Tuesday, October 23, 2012

The Making of “Still Watchful”

Yesterday I shared a reprocessed version of a photo I took this last summer of a juvenile bald eagle.   While I loved the original image, I wanted this version of the image to really accentuate the magnificence of this bird and convey a sense of loss that I felt when I learned of its demise.

Here is a copy of the original image.  The eagle is perched among the tangles of a dead branch in the morning sun.  There is a nice catch light in its eye as well as nice lighting on is head and stomach with a strong shadow cast by an out of frame branch across its chest.  As many of the branches are without bark the light is reflecting and appears a little hot, detracting from the main focus – the returned stare of this incredible bird.

With that in mind, I wanted the background to disappear.  The branch in the foreground was important to convey the surroundings of this wild bird, but I wanted to make it gradually fade into the background and leave you with that incredible expression. 

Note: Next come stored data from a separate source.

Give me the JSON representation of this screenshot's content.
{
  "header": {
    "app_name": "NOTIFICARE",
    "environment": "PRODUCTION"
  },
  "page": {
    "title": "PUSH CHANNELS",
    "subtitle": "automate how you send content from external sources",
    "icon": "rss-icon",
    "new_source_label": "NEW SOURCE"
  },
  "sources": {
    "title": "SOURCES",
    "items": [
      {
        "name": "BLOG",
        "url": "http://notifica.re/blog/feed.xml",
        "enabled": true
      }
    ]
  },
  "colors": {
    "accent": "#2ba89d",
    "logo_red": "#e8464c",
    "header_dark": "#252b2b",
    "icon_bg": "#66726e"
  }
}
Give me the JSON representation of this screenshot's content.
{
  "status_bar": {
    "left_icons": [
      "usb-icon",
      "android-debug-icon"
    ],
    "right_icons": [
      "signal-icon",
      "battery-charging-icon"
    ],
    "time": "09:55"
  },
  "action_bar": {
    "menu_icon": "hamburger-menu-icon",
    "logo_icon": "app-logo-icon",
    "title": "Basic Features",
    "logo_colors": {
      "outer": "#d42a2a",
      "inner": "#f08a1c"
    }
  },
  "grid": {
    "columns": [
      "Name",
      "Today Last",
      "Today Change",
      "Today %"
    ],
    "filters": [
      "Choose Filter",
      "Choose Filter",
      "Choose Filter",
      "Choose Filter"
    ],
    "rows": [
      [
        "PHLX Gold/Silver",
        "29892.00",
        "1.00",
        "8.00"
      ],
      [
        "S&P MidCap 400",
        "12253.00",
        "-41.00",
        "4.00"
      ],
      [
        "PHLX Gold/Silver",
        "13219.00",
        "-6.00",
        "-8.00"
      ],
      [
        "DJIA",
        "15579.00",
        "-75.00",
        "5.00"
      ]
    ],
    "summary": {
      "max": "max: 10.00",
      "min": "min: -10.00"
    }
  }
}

Here are the steps I took to reprocess the image:

  1. From within Lightroom, right-click on the image and “Edit In > Edit in Adobe Photoshop CS6…”
  2. Ctrl+N to create a new layer positioned above the original image.
  3. Shift+F5 to fill the new layer with solid black
  4. Add a new “Reveal All” Layer Mask to the new black layer
  5. With the Layer Mask selected, reduce the opacity until you’re able to see the original image through the black layer.
  6. Set the foreground color to black and then select the brush tool to begin painting the bird at 100% opacity as well as some of the foreground branches.
  7. As you paint, you’ll see more of the background show through the black layer.  I paid particular attention to the edges of the bird to be sure I didn’t allow any of the green foliage to show through.
  8. When I had most of the image showing through the layer mask I then reduced the brush opacity to around 30%, set the brush color to white and changed the opacity of the layer mask back to 100% before tracing around the edges of the subject.  This allowed me to “clean up” any areas where I was too aggressive and made for a smooth transition from black to the colors of the subject.
  9. Using this same technique, I made multiple passes along the tree branches, especially toward the ends where I wanted the branches to fade to black, until I was satisfied with the results.  If at any point I got too “heavy handed”, I simply changed the brush color to black and “undid” the wrong.
  10. When I was happy with the results, I saved the file and returned to Lightroom where I applied some additional exposure adjustments and used the spot removal tool to eliminate a few more hot areas in the branches.

And that’s it.  The end result is what I feel is a much more dramatic and compelling image without the additional clutter.

What do you think? Which of the two images do you prefer?